The Economics of Healthcare Wait Times
When it comes to waiting in line, we all have our own opinions and philosophies on how long to wait, how to pass the time, coming up with alternatives to waiting, and so on. Waiting in line at the grocery store? If you pick the ‘wrong line’ (and we’ve all done it), it will cost you more time than you might like, but probably no big deal. Waiting to access healthcare? That could be a much bigger deal. Not only might you be enduring a stressful and/or painful medical condition, but things could be worsening quickly – every day counts!

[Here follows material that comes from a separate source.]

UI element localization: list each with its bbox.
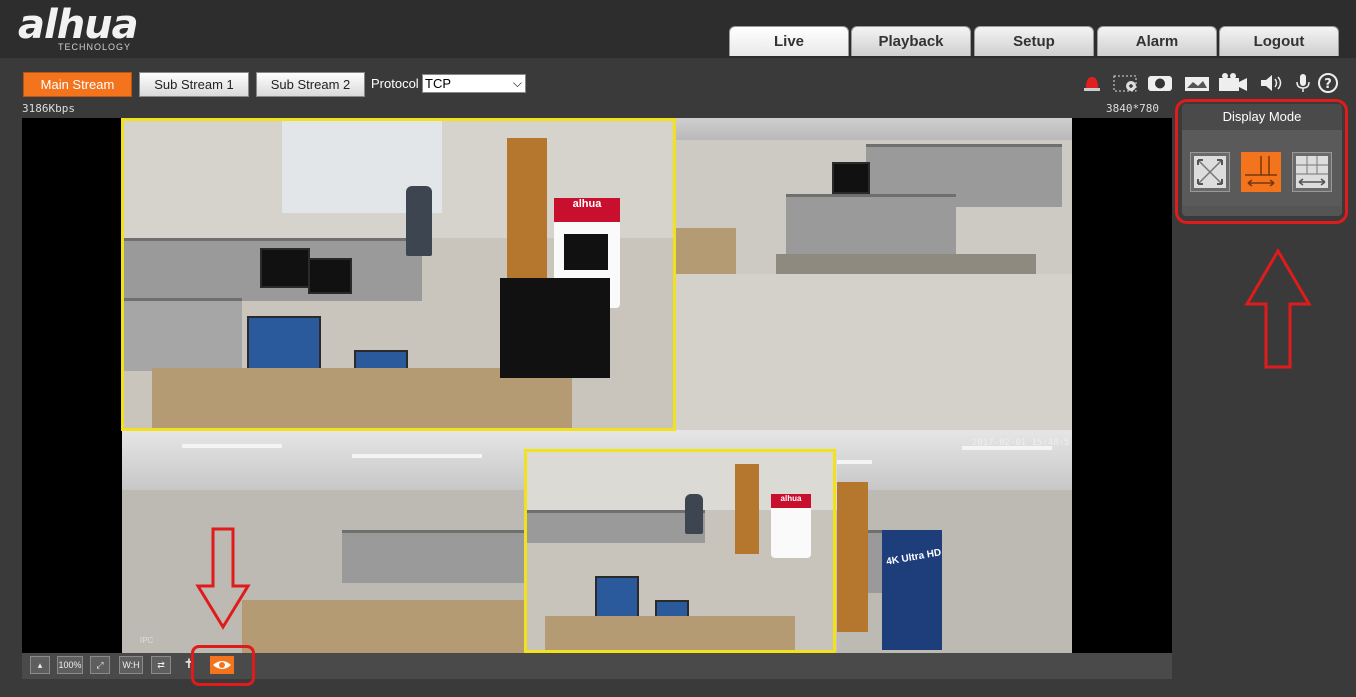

Many of us in Canada aren’t accustomed to thinking about the financial cost of healthcare, but it is becoming more and more of a focus as the ups and downs of a volatile global economy has everyone paying close attention to how money is being spent. As evidence supporting the notion that time is money, some pretty big numbers from the Frasier Institute and the Canadian Medical Association as they address the cost of healthcare wait times in Canada. According to Frasier Institute, in 2014 the average user of the Canadian healthcare system waited 18.3 weeks between initial diagnosis and start of treatment. With several hundred thousand patients in the system at any given time, cost of lost time and wages while these patients waited to start treatment is estimated at $3.7B. Cost estimates are much higher ($15B or more) when we factor in lost government revenues and reduced economic activity…all due to healthcare wait times! Wouldn’t it be a nice problem to have – to have to decide how to spend some of that money if wait times decreased even just a little?
Being an empowered healthcare consumer can help you to make more informed decisions and even access proper care in a more timely way. It doesn’t cost anything to become more informed, but it could bring you more value than you could ever imagine.